He wanted to know whether anything could make the chickens more productive so they would lay more eggs. Chickens, like human beings, are social creatures; they live in groups. The simple but elegant experiment William devised is described by entrepreneur Margaret Heffernan in her TED talk. Purdue selected an average flock and left them alone for six generations – this was the control group. The second group was created by taking only the most productive individual chickens or ‘super-chickens’ to create a super-flock and only the best were used for breeding.
After six generations had passed, the average chickens were doing well. They were plump, fully feathered and egg production had improved dramatically. In the super-chicken flock only three were still alive – the rest had been pecked to death by the most super of the super-chickens. Even three brilliant chickens can’t possibly lay the eggs of a plump, healthy flock. It turns out that the individually productive chickens had only achieved their success by suppressing the productivity of the rest.
What Purdue did was the chicken equivalent of the most popular way we currently manage teams for higher productivity and performance – we seek to recruit talent or super-chickens.

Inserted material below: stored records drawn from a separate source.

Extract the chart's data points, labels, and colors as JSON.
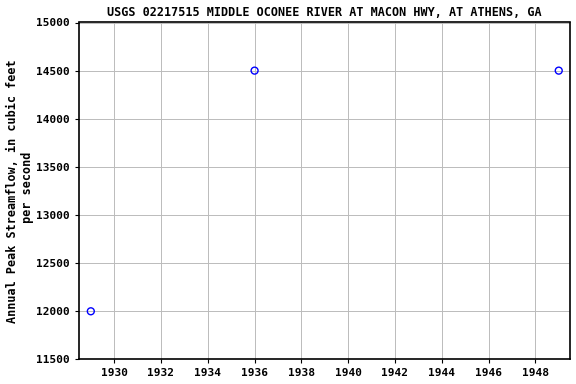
{
  "title": "USGS 02217515 MIDDLE OCONEE RIVER AT MACON HWY, AT ATHENS, GA",
  "xlabel": "",
  "ylabel": "Annual Peak Streamflow, in cubic feet\n per second",
  "x_data": [
    1929,
    1936,
    1949
  ],
  "y_data": [
    12000,
    14500,
    14500
  ],
  "xlim": [
    1928.5,
    1949.5
  ],
  "ylim": [
    11500,
    15000
  ],
  "xticks": [
    1930,
    1932,
    1934,
    1936,
    1938,
    1940,
    1942,
    1944,
    1946,
    1948
  ],
  "yticks": [
    11500,
    12000,
    12500,
    13000,
    13500,
    14000,
    14500,
    15000
  ],
  "marker_color": "blue",
  "marker_style": "o",
  "marker_size": 5,
  "grid_color": "#bbbbbb",
  "bg_color": "#ffffff",
  "plot_bg_color": "#ffffff",
  "title_fontsize": 8.5,
  "ylabel_fontsize": 8.5,
  "tick_fontsize": 8
}
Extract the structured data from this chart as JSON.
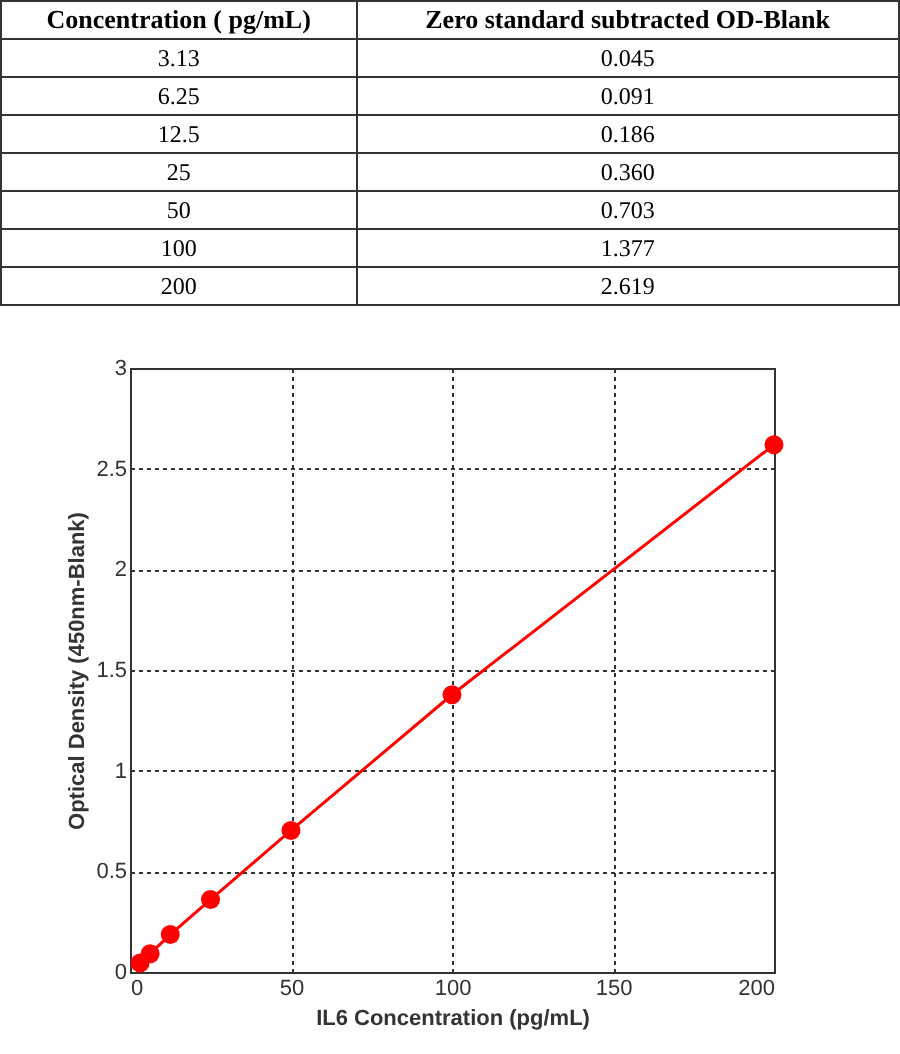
{
  "chart_data": [
    {
      "type": "other",
      "annotations": [
        "Concentration ( pg/mL)",
        "Zero standard subtracted OD-Blank",
        "3.13",
        "0.045",
        "6.25",
        "0.091",
        "12.5",
        "0.186",
        "25",
        "0.360",
        "50",
        "0.703",
        "100",
        "1.377",
        "200",
        "2.619"
      ]
    },
    {
      "type": "line",
      "xlabel": "IL6 Concentration (pg/mL)",
      "ylabel": "Optical Density (450nm-Blank)",
      "x": [
        3.13,
        6.25,
        12.5,
        25,
        50,
        100,
        200
      ],
      "series": [
        {
          "color": "#ff0000",
          "values": [
            0.045,
            0.091,
            0.186,
            0.36,
            0.703,
            1.377,
            2.619
          ]
        }
      ],
      "xlim": [
        0,
        200
      ],
      "xticks": [
        0,
        50,
        100,
        150,
        200
      ],
      "ylim": [
        0,
        3
      ],
      "yticks": [
        0,
        0.5,
        1,
        1.5,
        2,
        2.5,
        3
      ],
      "grid": true,
      "marker": "circle",
      "line_style": "solid"
    }
  ]
}
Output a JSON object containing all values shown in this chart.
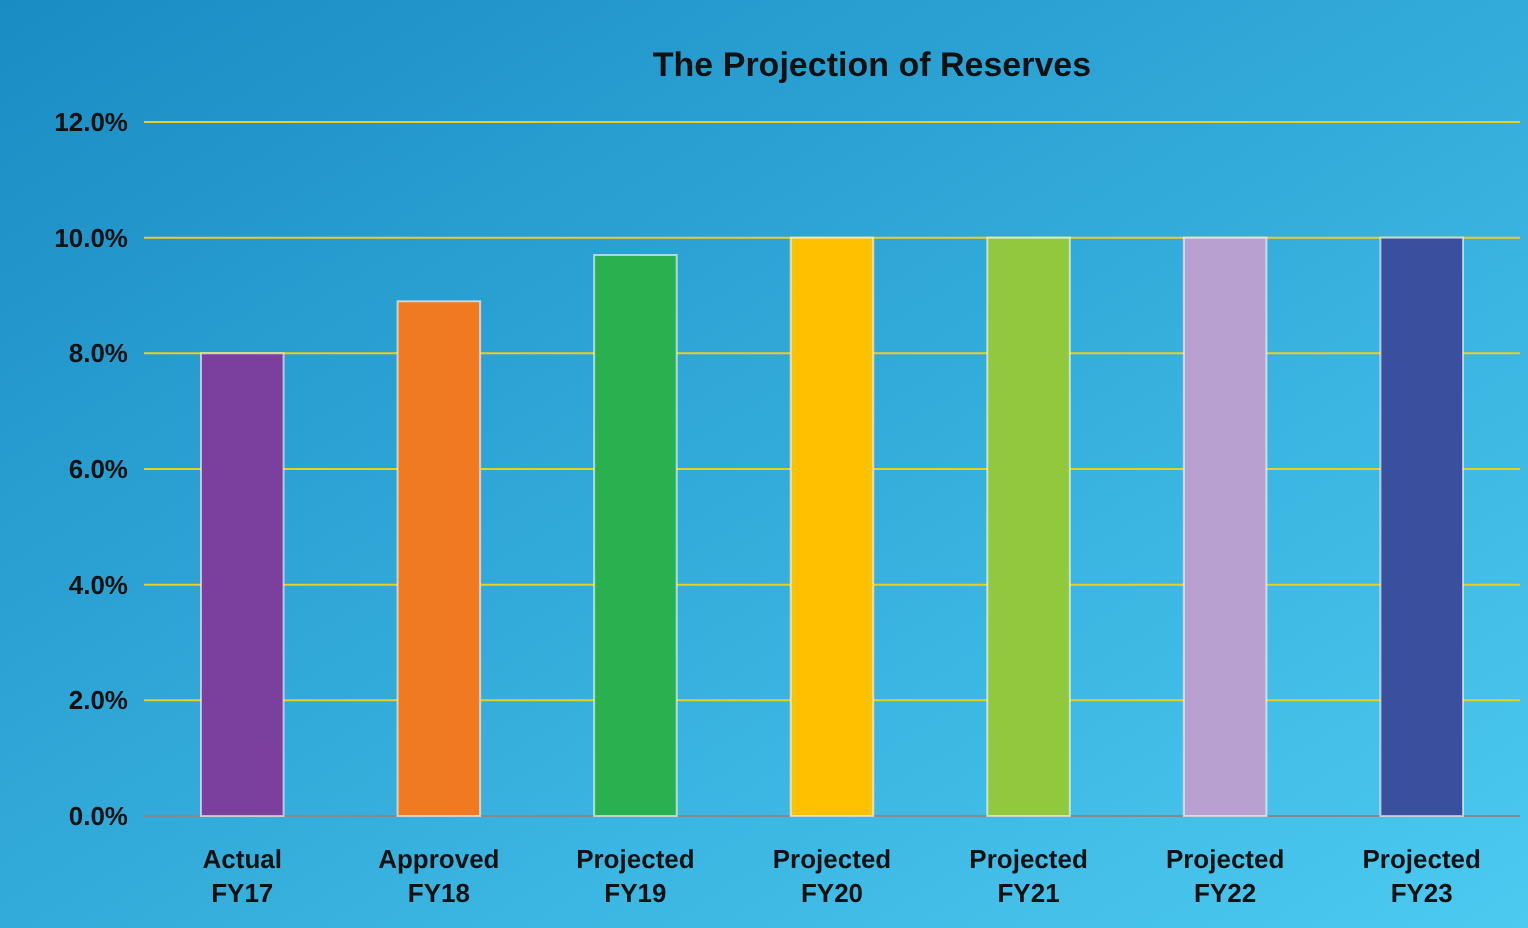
{
  "chart_data": {
    "type": "bar",
    "title": "The Projection of Reserves",
    "categories": [
      "Actual FY17",
      "Approved FY18",
      "Projected FY19",
      "Projected FY20",
      "Projected FY21",
      "Projected FY22",
      "Projected FY23"
    ],
    "values": [
      8.0,
      8.9,
      9.7,
      10.0,
      10.0,
      10.0,
      10.0
    ],
    "colors": [
      "#7b3f9e",
      "#f07a22",
      "#2ab04e",
      "#ffc000",
      "#92c83e",
      "#b8a0d0",
      "#3a4f9e"
    ],
    "ylim": [
      0,
      12
    ],
    "yticks": [
      {
        "value": 0,
        "label": "0.0%"
      },
      {
        "value": 2,
        "label": "2.0%"
      },
      {
        "value": 4,
        "label": "4.0%"
      },
      {
        "value": 6,
        "label": "6.0%"
      },
      {
        "value": 8,
        "label": "8.0%"
      },
      {
        "value": 10,
        "label": "10.0%"
      },
      {
        "value": 12,
        "label": "12.0%"
      }
    ],
    "grid": "y"
  }
}
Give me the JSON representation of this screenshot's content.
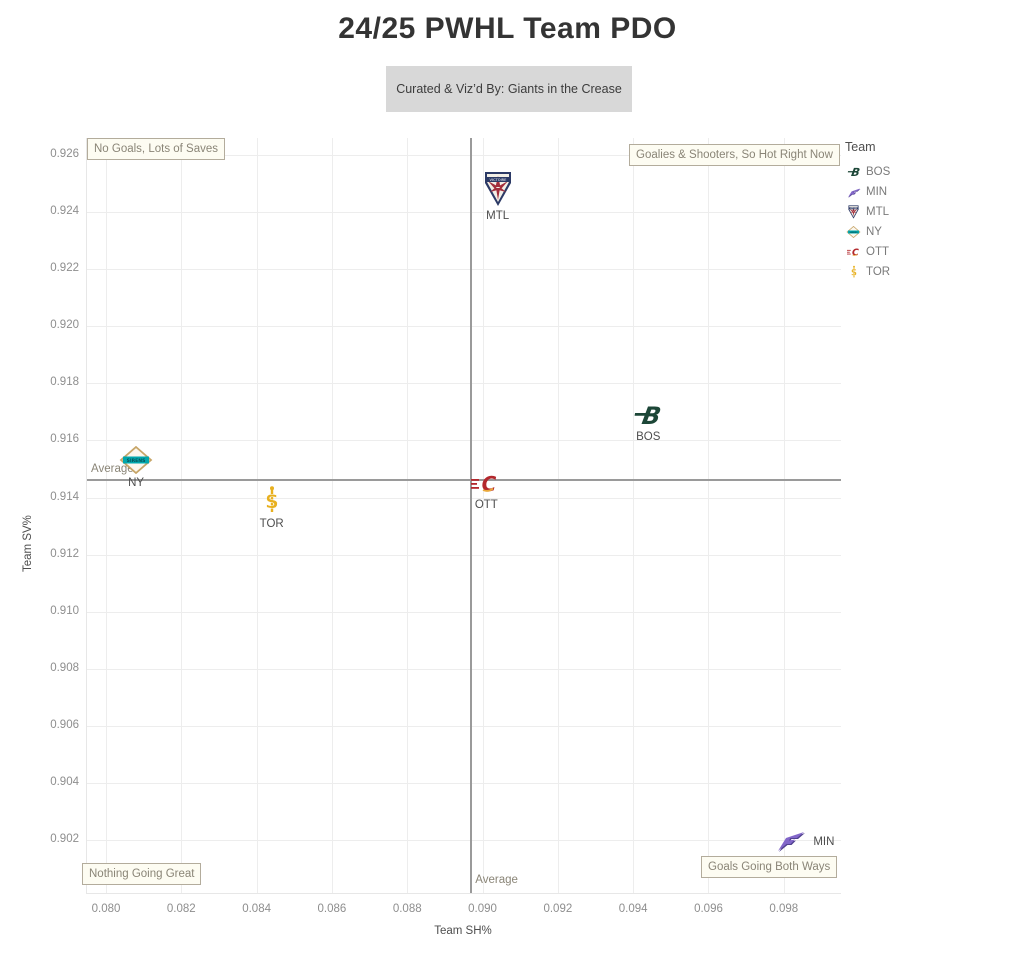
{
  "page": {
    "background": "#ffffff"
  },
  "legend": {
    "title": "Team",
    "items": [
      "BOS",
      "MIN",
      "MTL",
      "NY",
      "OTT",
      "TOR"
    ]
  },
  "annotations": {
    "top_left": "No Goals, Lots of Saves",
    "top_right": "Goalies & Shooters, So Hot Right Now",
    "bottom_left": "Nothing Going Great",
    "bottom_right": "Goals Going Both Ways",
    "avg_horizontal_label": "Average",
    "avg_vertical_label": "Average"
  },
  "team_colors": {
    "BOS": {
      "primary": "#1c4637",
      "secondary": "#12352a"
    },
    "MIN": {
      "primary": "#8266c9",
      "secondary": "#51418f"
    },
    "MTL": {
      "primary": "#2c3a66",
      "secondary": "#a32e3c"
    },
    "NY": {
      "primary": "#00a7ad",
      "secondary": "#c7a568"
    },
    "OTT": {
      "primary": "#b3282d",
      "secondary": "#eaa93c"
    },
    "TOR": {
      "primary": "#e8b01f",
      "secondary": "#c79010"
    }
  },
  "chart_data": {
    "type": "scatter",
    "title": "24/25 PWHL Team PDO",
    "subtitle": "Curated & Viz’d By: Giants in the Crease",
    "xlabel": "Team SH%",
    "ylabel": "Team SV%",
    "x_ticks": [
      "0.080",
      "0.082",
      "0.084",
      "0.086",
      "0.088",
      "0.090",
      "0.092",
      "0.094",
      "0.096",
      "0.098"
    ],
    "y_ticks": [
      "0.902",
      "0.904",
      "0.906",
      "0.908",
      "0.910",
      "0.912",
      "0.914",
      "0.916",
      "0.918",
      "0.920",
      "0.922",
      "0.924",
      "0.926"
    ],
    "xlim": [
      0.0795,
      0.0995
    ],
    "ylim": [
      0.9001,
      0.9266
    ],
    "grid": true,
    "legend_position": "top-right",
    "average_x": 0.0897,
    "average_y": 0.9146,
    "points": [
      {
        "team": "MTL",
        "sh": 0.0904,
        "sv": 0.9248,
        "label_side": "below"
      },
      {
        "team": "BOS",
        "sh": 0.0944,
        "sv": 0.9169,
        "label_side": "below"
      },
      {
        "team": "NY",
        "sh": 0.0808,
        "sv": 0.9153,
        "label_side": "below"
      },
      {
        "team": "OTT",
        "sh": 0.0901,
        "sv": 0.9145,
        "label_side": "below"
      },
      {
        "team": "TOR",
        "sh": 0.0844,
        "sv": 0.9139,
        "label_side": "below"
      },
      {
        "team": "MIN",
        "sh": 0.0982,
        "sv": 0.902,
        "label_side": "right"
      }
    ]
  }
}
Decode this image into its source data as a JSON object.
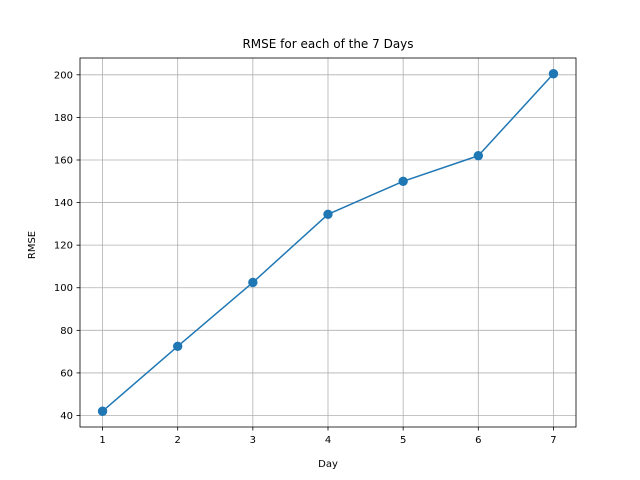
{
  "chart_data": {
    "type": "line",
    "title": "RMSE for each of the 7 Days",
    "xlabel": "Day",
    "ylabel": "RMSE",
    "x": [
      1,
      2,
      3,
      4,
      5,
      6,
      7
    ],
    "series": [
      {
        "values": [
          42,
          72.5,
          102.5,
          134.5,
          150,
          162,
          200.5
        ],
        "color": "#1f77b4",
        "marker": "circle"
      }
    ],
    "xticks": [
      "1",
      "2",
      "3",
      "4",
      "5",
      "6",
      "7"
    ],
    "yticks": [
      "40",
      "60",
      "80",
      "100",
      "120",
      "140",
      "160",
      "180",
      "200"
    ],
    "xlim": [
      0.7,
      7.3
    ],
    "ylim": [
      34.6,
      207.9
    ],
    "grid": true
  }
}
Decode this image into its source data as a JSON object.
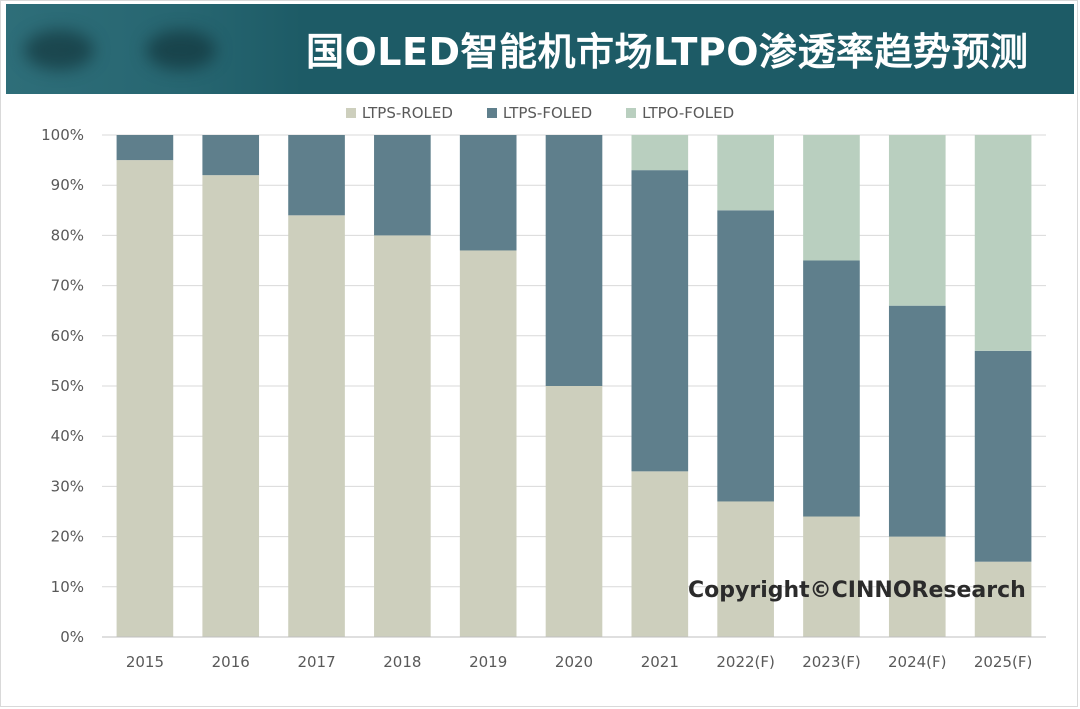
{
  "title": "国OLED智能机市场LTPO渗透率趋势预测",
  "watermark": "Copyright©CINNOResearch",
  "colors": {
    "header_bg": "#1d5b66",
    "ltps_roled": "#cdcfbd",
    "ltps_foled": "#5f7f8c",
    "ltpo_foled": "#b9cfbf",
    "gridline": "#d9d9d9",
    "axis_text": "#595959"
  },
  "chart_data": {
    "type": "bar",
    "stacked": true,
    "categories": [
      "2015",
      "2016",
      "2017",
      "2018",
      "2019",
      "2020",
      "2021",
      "2022(F)",
      "2023(F)",
      "2024(F)",
      "2025(F)"
    ],
    "series": [
      {
        "name": "LTPS-ROLED",
        "values": [
          95,
          92,
          84,
          80,
          77,
          50,
          33,
          27,
          24,
          20,
          15
        ]
      },
      {
        "name": "LTPS-FOLED",
        "values": [
          5,
          8,
          16,
          20,
          23,
          50,
          60,
          58,
          51,
          46,
          42
        ]
      },
      {
        "name": "LTPO-FOLED",
        "values": [
          0,
          0,
          0,
          0,
          0,
          0,
          7,
          15,
          25,
          34,
          43
        ]
      }
    ],
    "ylim": [
      0,
      100
    ],
    "yticks": [
      "0%",
      "10%",
      "20%",
      "30%",
      "40%",
      "50%",
      "60%",
      "70%",
      "80%",
      "90%",
      "100%"
    ],
    "grid": true,
    "legend_position": "top"
  }
}
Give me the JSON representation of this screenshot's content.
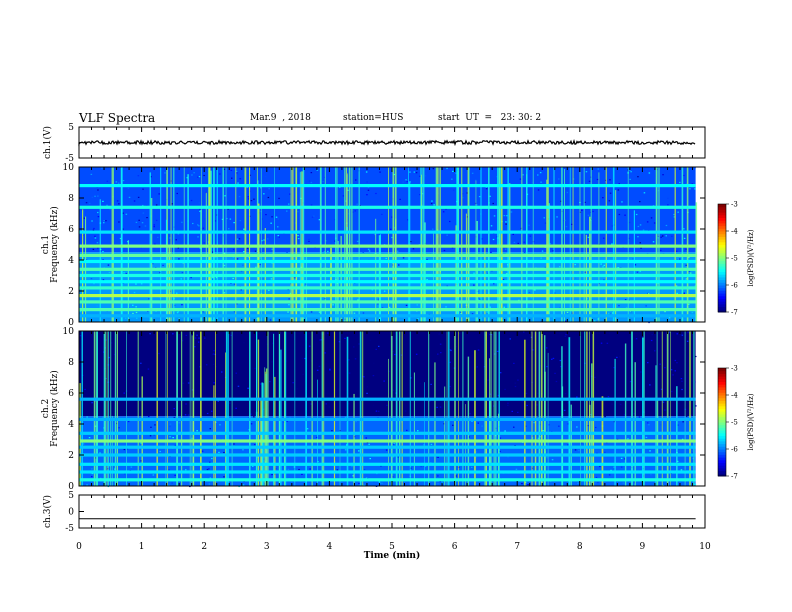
{
  "header": {
    "title": "VLF Spectra",
    "date": "Mar.9  , 2018",
    "station": "station=HUS",
    "start_ut": "start  UT  =   23: 30: 2"
  },
  "chart_data": [
    {
      "type": "line",
      "panel": "ch1-waveform",
      "ylabel": "ch.1(V)",
      "yticks": [
        "5",
        "-5"
      ],
      "ylim": [
        -5,
        5
      ],
      "xlim": [
        0,
        10
      ],
      "x": [
        0,
        9.85
      ],
      "series": [
        {
          "values": [
            0,
            0
          ]
        }
      ],
      "color": "#000000"
    },
    {
      "type": "heatmap",
      "panel": "ch1-spectrogram",
      "ylabel": "ch.1\nFrequency (kHz)",
      "yticks": [
        "0",
        "2",
        "4",
        "6",
        "8",
        "10"
      ],
      "ylim": [
        0,
        10
      ],
      "xlim": [
        0,
        10
      ],
      "data_x_range": [
        0,
        9.85
      ],
      "colorbar": {
        "label": "log(PSD)(V²/Hz)",
        "ticks": [
          "-3",
          "-4",
          "-5",
          "-6",
          "-7"
        ],
        "range": [
          -7,
          -3
        ]
      },
      "noise_floor_above_4_5kHz": -6.2,
      "noise_floor_below_4_5kHz": -5.9,
      "bands_khz": [
        {
          "f": 0.4,
          "level": -5.8
        },
        {
          "f": 0.8,
          "level": -5.2
        },
        {
          "f": 1.3,
          "level": -5.2
        },
        {
          "f": 1.7,
          "level": -4.8
        },
        {
          "f": 2.2,
          "level": -5.3
        },
        {
          "f": 2.6,
          "level": -5.5
        },
        {
          "f": 3.0,
          "level": -5.4
        },
        {
          "f": 3.4,
          "level": -5.2
        },
        {
          "f": 3.9,
          "level": -5.5
        },
        {
          "f": 4.3,
          "level": -5.1
        },
        {
          "f": 4.9,
          "level": -5.0
        },
        {
          "f": 5.8,
          "level": -5.6
        },
        {
          "f": 7.4,
          "level": -5.4
        },
        {
          "f": 8.8,
          "level": -5.5
        }
      ]
    },
    {
      "type": "heatmap",
      "panel": "ch2-spectrogram",
      "ylabel": "ch.2\nFrequency (kHz)",
      "yticks": [
        "0",
        "2",
        "4",
        "6",
        "8",
        "10"
      ],
      "ylim": [
        0,
        10
      ],
      "xlim": [
        0,
        10
      ],
      "data_x_range": [
        0,
        9.85
      ],
      "colorbar": {
        "label": "log(PSD)(V²/Hz)",
        "ticks": [
          "-3",
          "-4",
          "-5",
          "-6",
          "-7"
        ],
        "range": [
          -7,
          -3
        ]
      },
      "noise_floor_above_4_5kHz": -7.0,
      "noise_floor_below_4_5kHz": -6.1,
      "bands_khz": [
        {
          "f": 0.4,
          "level": -5.4
        },
        {
          "f": 0.9,
          "level": -5.6
        },
        {
          "f": 1.4,
          "level": -5.6
        },
        {
          "f": 2.0,
          "level": -5.7
        },
        {
          "f": 2.5,
          "level": -5.7
        },
        {
          "f": 2.9,
          "level": -5.0
        },
        {
          "f": 3.4,
          "level": -5.7
        },
        {
          "f": 4.3,
          "level": -5.8
        },
        {
          "f": 5.6,
          "level": -5.8
        }
      ]
    },
    {
      "type": "line",
      "panel": "ch3-waveform",
      "ylabel": "ch.3(V)",
      "yticks": [
        "5",
        "0",
        "-5"
      ],
      "ylim": [
        -5,
        5
      ],
      "xlim": [
        0,
        10
      ],
      "x": [
        0,
        9.85
      ],
      "series": [
        {
          "values": [
            -2.2,
            -2.2
          ]
        }
      ],
      "color": "#000000",
      "xlabel": "Time  (min)",
      "xticks": [
        "0",
        "1",
        "2",
        "3",
        "4",
        "5",
        "6",
        "7",
        "8",
        "9",
        "10"
      ]
    }
  ]
}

The super chicken approach to performance
It’s a logical approach; if we want to improve team performance then we simply improve the calibre of the individual members of the team, instil a little healthy competition and reward high achievement.
Ever since McKinsey & Co proposed that successful businesses were always engaged in a ‘war for talent’ in the 1990s, we’ve been obsessed with finding and keeping these super-chickens. Today, companies like AT&T, Pfizer, Cisco and Deloitte’s all have a chief talent officer on the payroll. Even governments are taking the talent solution seriously. The Chinese, South Korean and Singapore governments have all started nationwide talent strategies to ensure long-term performance and competitiveness.
Despite the hype, most of us have had the experience of recruiting a super-chicken or being in a team and having one strut their stuff, only for that individual to never quite live up to the hype or expectation. Often it’s a disaster and those at the top are left confused. Why is the super-chicken not producing the results they were recruited on the back of? Meanwhile, those in the team are left irritated, alienated and disengaged. Not only does this approach put unachievable expectations on the super-chickens to deliver something next to impossible without the active and willing participation of the rest of the team, but it vastly underestimates the potential of the team and massively insults their value and contribution. Hardly a recipe for high team performance!
Most of us are not very motivated by pecking orders or by super-chickens and superstars, and yet we’ve run most organisations and some societies using this model. We've thought that success is achieved by picking the brightest, most talented people in the room, giving them all the resources, all the power and letting them weave their magic. But it just doesn’t work. In fact, most of the time the results mimic William Muir's experiment: aggression, dysfunction and waste. If the only way the most productive can be successful is by suppressing the productivity of the rest, then it’s little wonder we never seem to elevate performance over the long term.
Focusing on talent is unreliable at best and actively destructive at worst because it doesn’t take personality, and therefore fit, into account.
‘Fit’ is the only effective way to manage a team for high performance
‘Fit’ is much, much more important than what we currently consider as talent. In fact, I would argue that talent is simply the misdiagnosis of ‘fit’. Talent is not some elusive divine spark that only the few possess, but rather consistent output made possible when an individual understands their natural strengths, characteristics, skill set and values, and then matches them to a role and environment that needs and values those attributes.
Star performance is not so much about what you do (which incidentally is what almost all performance improvement programs focus on), but rather how you do what you do, why you do what you do and where you do what you do. In fact the only important consideration regarding what you do is what you do to screw things up.
Figure 1.1: The three components of fit
When we understand what motivates us from the ‘inside’, understand our ‘bright side’ behaviours or what we are best suited to, our ‘dark side’ derailers or how we sabotaged our own performance, then we can make sure we are in the right place doing the right thing in the right team or organisation for us. We can make sure we fit.
The reason high performance is so mysterious and inconsistent for so many people is because we are almost solely focused on improving behaviour or the skills, knowledge and experience that an individual brings to a team. As a result, we completely dismiss the impact of personality on individual and team performance.
What I have found across over 3,000 profiles of elite performers in business is that they all have four or five behaviours that evolve as a result of their unique personality – and they use those same behaviours consistently. The only difference between brilliant and average performance is that the average performers are not consciously aware of exactly what those behaviours are so they are either deployed inconsistently or deployed in a role or environment that doesn’t need or value those particular behaviours. The star performers on the other hand know what their bespoke behaviours are, or they simply deploy them innately at the right time and in the right place most of the time.
If you understand the quirks of your personality you can make little, almost imperceptible shifts that ensure you are in the right place doing the right things which collectively can have a profound impact on performance.
Do that for an entire team and you don’t need to find and keep expensive, often difficult to manage super-chickens. Instead, simply allow the individual team members to swap tasks and responsibilities to ensure more are doing what comes naturally to them, thus allowing them to deploy their ‘bright side’ behaviours most of the time and enabling you to create a plump, healthy team where productivity soars.